Je la vois regarder les torches qui illuminent la clairière et je me sens rougir, baissant momentanément les yeux. Je ne savais pas trop quoi faire, pour la distraire et lui faire passer un bon moment. J'espère avoir visé juste et que ce décor peu conventionnel lui plaira. « Tu as vraiment pensé à tout. » J’hausse les épaules, tout en relevant mes pupilles vers elle. Je n’ai pas pensé à tout, non, et j’ai même envisagé d’écrire à Alfhild pour connaître les préférences de Toni, mais j’ai finalement décidé de pas la déranger davantage par des écrits intempestifs. « Je ne pensais pas que ma disparition t’inquiéterait au point d’organiser un rendez-vous qui me fasse passer l’envie de repartir un jour. » Croit-elle que je tente de l’empêcher de partir de nouveau, si elle le veut ? Mes sourcils se froncent davantage, alors qu’un mince sourire s’étire sur mes lèvres. Face aux membres de ma famille, je suis toujours partagé entre le rôle de l’ancien Fredrikke que je dois jouer pour sauver les apparences et mon désir d’être moi-même – même si ce moi-même a des contours bien flous. Avec Toni, je ne sais pas de quel côté pencher. Elle appréciait soi-disant l’autre Fred, mais je doute fortement qu’il ait pu parvenir à nouer une relation durable avec elle en étant désagréable.

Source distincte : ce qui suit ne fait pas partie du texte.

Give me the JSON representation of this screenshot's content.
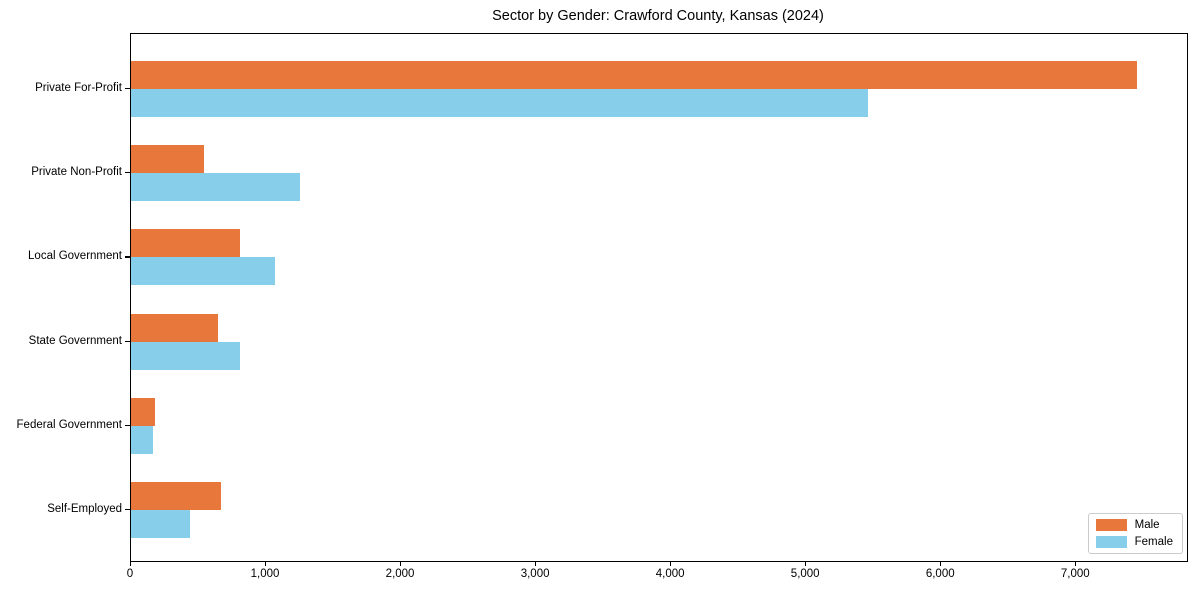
{
  "chart_data": {
    "type": "bar",
    "orientation": "horizontal",
    "title": "Sector by Gender: Crawford County, Kansas (2024)",
    "categories": [
      "Private For-Profit",
      "Private Non-Profit",
      "Local Government",
      "State Government",
      "Federal Government",
      "Self-Employed"
    ],
    "series": [
      {
        "name": "Male",
        "color": "#E8773B",
        "values": [
          7450,
          540,
          805,
          645,
          175,
          670
        ]
      },
      {
        "name": "Female",
        "color": "#87CEEB",
        "values": [
          5455,
          1255,
          1065,
          805,
          165,
          435
        ]
      }
    ],
    "xlim": [
      0,
      7820
    ],
    "xticks": [
      0,
      1000,
      2000,
      3000,
      4000,
      5000,
      6000,
      7000
    ],
    "xtick_labels": [
      "0",
      "1,000",
      "2,000",
      "3,000",
      "4,000",
      "5,000",
      "6,000",
      "7,000"
    ],
    "xlabel": "",
    "ylabel": "",
    "grid": false,
    "legend": {
      "position": "lower right",
      "entries": [
        "Male",
        "Female"
      ]
    },
    "background_color": "#ffffff",
    "spine_color": "#000000"
  }
}
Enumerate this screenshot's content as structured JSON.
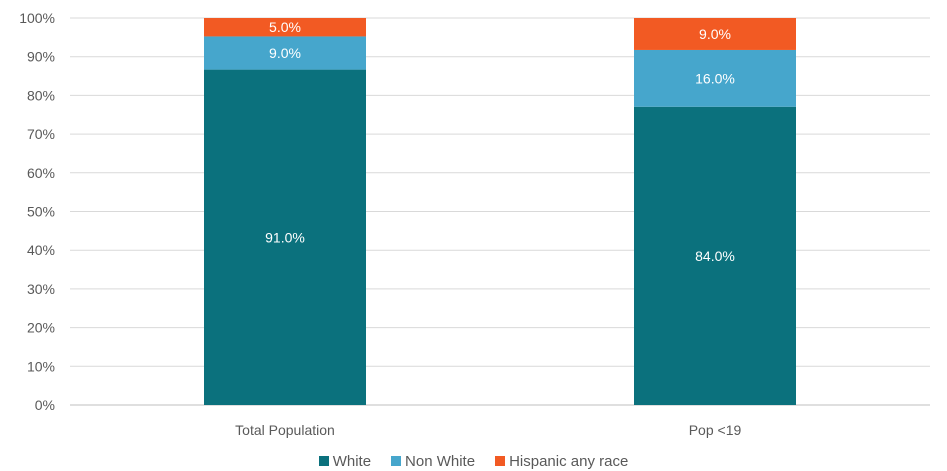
{
  "chart_data": {
    "type": "bar",
    "stacked": true,
    "normalized": true,
    "categories": [
      "Total Population",
      "Pop <19"
    ],
    "series": [
      {
        "name": "White",
        "color": "#0b717d",
        "values": [
          91.0,
          84.0
        ],
        "labels": [
          "91.0%",
          "84.0%"
        ]
      },
      {
        "name": "Non White",
        "color": "#46a6cc",
        "values": [
          9.0,
          16.0
        ],
        "labels": [
          "9.0%",
          "16.0%"
        ]
      },
      {
        "name": "Hispanic any race",
        "color": "#f25a23",
        "values": [
          5.0,
          9.0
        ],
        "labels": [
          "5.0%",
          "9.0%"
        ]
      }
    ],
    "yticks": [
      "0%",
      "10%",
      "20%",
      "30%",
      "40%",
      "50%",
      "60%",
      "70%",
      "80%",
      "90%",
      "100%"
    ],
    "ylim": [
      0,
      100
    ],
    "grid": true,
    "legend_position": "bottom"
  }
}
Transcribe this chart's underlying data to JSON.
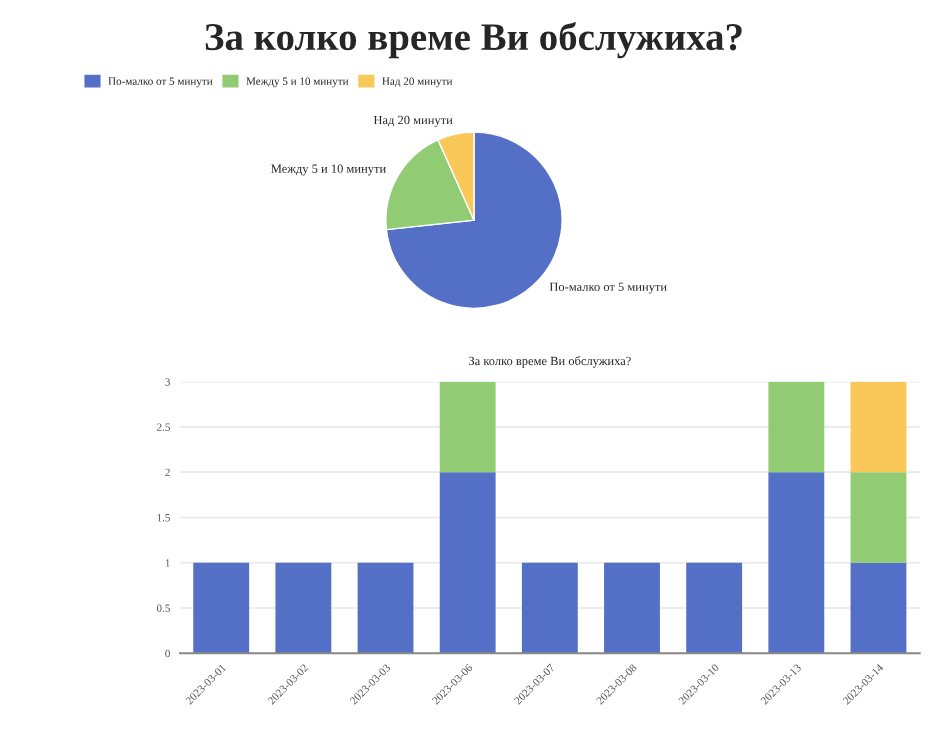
{
  "chart_data": [
    {
      "type": "pie",
      "title": "За колко време Ви обслужиха?",
      "legend": "top left",
      "categories": [
        "По-малко от 5 минути",
        "Между 5 и 10 минути",
        "Над 20 минути"
      ],
      "values": [
        73.3,
        20,
        6.7
      ],
      "colors": [
        "#5470c6",
        "#91cc75",
        "#fac858"
      ]
    },
    {
      "type": "bar",
      "title": "За колко време Ви обслужиха?",
      "stacked": true,
      "grid": "y",
      "categories": [
        "2023-03-01",
        "2023-03-02",
        "2023-03-03",
        "2023-03-06",
        "2023-03-07",
        "2023-03-08",
        "2023-03-10",
        "2023-03-13",
        "2023-03-14"
      ],
      "series": [
        {
          "color": "#5470c6",
          "values": [
            1,
            1,
            1,
            2,
            1,
            1,
            1,
            2,
            1
          ]
        },
        {
          "color": "#91cc75",
          "values": [
            null,
            null,
            null,
            1,
            null,
            null,
            null,
            1,
            1
          ]
        },
        {
          "color": "#fac858",
          "values": [
            null,
            null,
            null,
            null,
            null,
            null,
            null,
            null,
            1
          ]
        }
      ],
      "ylim": [
        0,
        3
      ],
      "yticks": [
        0,
        0.5,
        1,
        1.5,
        2,
        2.5,
        3
      ]
    }
  ]
}
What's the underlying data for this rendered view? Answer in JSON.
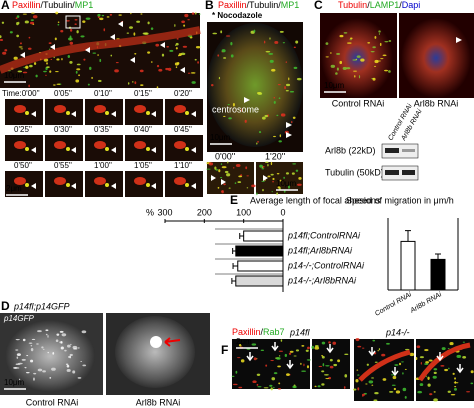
{
  "panels": {
    "A": {
      "letter": "A",
      "stain": [
        "Paxillin",
        "/",
        "Tubulin",
        "/",
        "MP1"
      ],
      "scale_bar": "10μm",
      "times": [
        "Time:0'00''",
        "0'05''",
        "0'10''",
        "0'15''",
        "0'20''",
        "0'25''",
        "0'30''",
        "0'35''",
        "0'40''",
        "0'45''",
        "0'50''",
        "0'55''",
        "1'00''",
        "1'05''",
        "1'10''"
      ],
      "series_scale_bar": "2μm"
    },
    "B": {
      "letter": "B",
      "stain": [
        "Paxillin",
        "/",
        "Tubulin",
        "/",
        "MP1"
      ],
      "treatment": "* Nocodazole",
      "annotation": "centrosome",
      "scale_bar": "10μm",
      "times": [
        "0'00''",
        "1'20''"
      ],
      "inset_scale_bar": "10μm"
    },
    "C": {
      "letter": "C",
      "stain": [
        "Tubulin",
        "/",
        "LAMP1",
        "/",
        "Dapi"
      ],
      "scale_bar": "10μm",
      "conditions": [
        "Control RNAi",
        "Arl8b RNAi"
      ],
      "blot_lanes": [
        "Control RNAi",
        "Arl8b RNAi"
      ],
      "blot_rows": [
        "Arl8b (22kD)",
        "Tubulin (50kD)"
      ]
    },
    "D": {
      "letter": "D",
      "genotype": "p14fl;p14GFP",
      "channel": "p14GFP",
      "scale_bar": "10μm",
      "conditions": [
        "Control RNAi",
        "Arl8b RNAi"
      ]
    },
    "E": {
      "letter": "E"
    },
    "F": {
      "letter": "F",
      "stain": [
        "Paxillin",
        "/",
        "Rab7"
      ],
      "genotypes": [
        "p14fl",
        "p14-/-"
      ],
      "scale_bar": "2μm"
    }
  },
  "chart_data": [
    {
      "type": "bar",
      "orientation": "horizontal",
      "title": "Average length of focal ahesions",
      "xlabel": "%",
      "categories": [
        "p14fl;ControlRNAi",
        "p14fl;Arl8bRNAi",
        "p14-/-;ControlRNAi",
        "p14-/-;Arl8bRNAi"
      ],
      "values": [
        100,
        120,
        115,
        120
      ],
      "errors": [
        10,
        8,
        12,
        10
      ],
      "colors": [
        "#ffffff",
        "#000000",
        "#ffffff",
        "#d9d9d9"
      ],
      "xlim": [
        300,
        0
      ],
      "xticks": [
        300,
        200,
        100,
        0
      ]
    },
    {
      "type": "bar",
      "orientation": "vertical",
      "title": "Speed of migration in μm/h",
      "categories": [
        "Control RNAi",
        "Arl8b RNAi"
      ],
      "values": [
        2.7,
        1.7
      ],
      "errors": [
        0.6,
        0.3
      ],
      "colors": [
        "#ffffff",
        "#000000"
      ],
      "ylim": [
        0,
        4
      ]
    }
  ]
}
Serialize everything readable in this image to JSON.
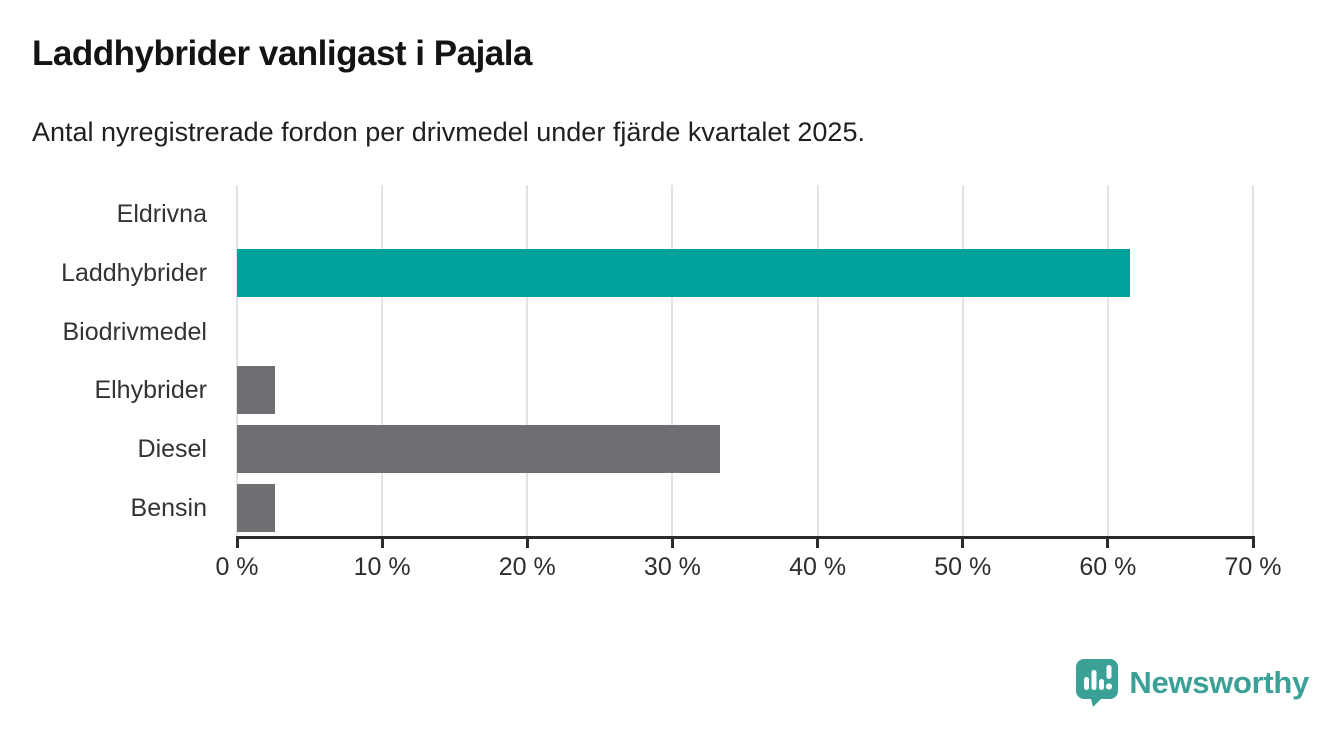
{
  "title": "Laddhybrider vanligast i Pajala",
  "subtitle": "Antal nyregistrerade fordon per drivmedel under fjärde kvartalet 2025.",
  "chart_data": {
    "type": "bar",
    "orientation": "horizontal",
    "title": "Laddhybrider vanligast i Pajala",
    "subtitle": "Antal nyregistrerade fordon per drivmedel under fjärde kvartalet 2025.",
    "categories": [
      "Eldrivna",
      "Laddhybrider",
      "Biodrivmedel",
      "Elhybrider",
      "Diesel",
      "Bensin"
    ],
    "values": [
      0,
      61.5,
      0,
      2.6,
      33.3,
      2.6
    ],
    "unit": "%",
    "xlim": [
      0,
      70
    ],
    "x_ticks": [
      0,
      10,
      20,
      30,
      40,
      50,
      60,
      70
    ],
    "x_tick_labels": [
      "0 %",
      "10 %",
      "20 %",
      "30 %",
      "40 %",
      "50 %",
      "60 %",
      "70 %"
    ],
    "grid": true,
    "legend": "none",
    "highlight_category": "Laddhybrider",
    "colors": {
      "highlight": "#00a29b",
      "default": "#6e6e73",
      "gridline": "#e3e3e3",
      "axis": "#2b2b2b",
      "label": "#333333"
    }
  },
  "branding": {
    "name": "Newsworthy",
    "color": "#3ba197",
    "icon": "newsworthy-pin-barchart-icon"
  }
}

« Champagne ? » Je n’ai pas pensé au champagne et cette constatation accentue ma gêne. Je souris maladroitement, en m’assoyant non loin d’elle, en maintenant une distance raisonnable. « Du vin blanc, ça fonctionne aussi ? » J’aurais dû penser au champagne. Je m’en fais la réflexion alors que j’ouvre délicatement le panier que j’ai amené, dont j’extirpe une bouteille de Chardonnay et deux coupes.  Mes yeux pâles se tournent vers elle et mes lèvres se pincent brièvement, marquant un instant d’hésitation, avant que je ne précise :   « Je ne cherche pas à te faire passer l’envie de disparaître. » J’ai entendu son léger rire tout à l’heure et je me doute que sa phrase était plus légère que sérieuse, mais la précision me semble malgré tout importante. Je ne sais pas ce qui s’est passé exactement dans la vie de Toni, mais je sais que je respecterai toujours ses décisions. Je rajoute, un très mince sourire s’ébauchant sur mon visage : « J’imagine que t’avais tes raisons et que si t’as pris cette décision, c’est qu’elle était la meilleure pour toi. » Et elle pourrait la reprendre, n’importe quand. Je veux aujourd’hui la distraire, pas juger ses choix, je veux simplement lui signaler que je suis là pour elle, même si je ne suis que son neveu. Ses lettres m’ont fait du bien et je tiens à lui rendre la pareille. Mon sourire s’accentue, alors que je sors un tire-bouchon du panier, entreprenant de retirer le sceau de cire autour du bouchon de la bouteille de vin :   « Même si ça m’a largement inquiété, oui. » Parce que je tiens à elle, même si je n’ai aucun souvenir de notre ancienne relation. Je plante le bout métallique dans le bouchon, que j’extirpe facilement, avant d’entreprendre de verser le vin dans les coupes, poursuivant : « Mais cette inquiétude est secondaire, ce qui est importe, c’est comment toi tu vas. Et je veux juste te dire que…si ça doit réarriver et que t’as besoin de quelque chose, tu peux me contacter. Je sais être discret et je serai toujours prêt à t’aider. » J’ai relevé mes pupilles vers elle, tout en lui tendant sa coupe peut-être un peu trop remplie. Mes joues sont légèrement rosées, mon sourire ne camoufle pas ma gêne. J’espère tellement bien faire et parvenir à la distraire que je ne remarque pas que ma propre coupe, posée en équilibre précaire sur la nappe, menace de se renverser si je n’y prend pas garde.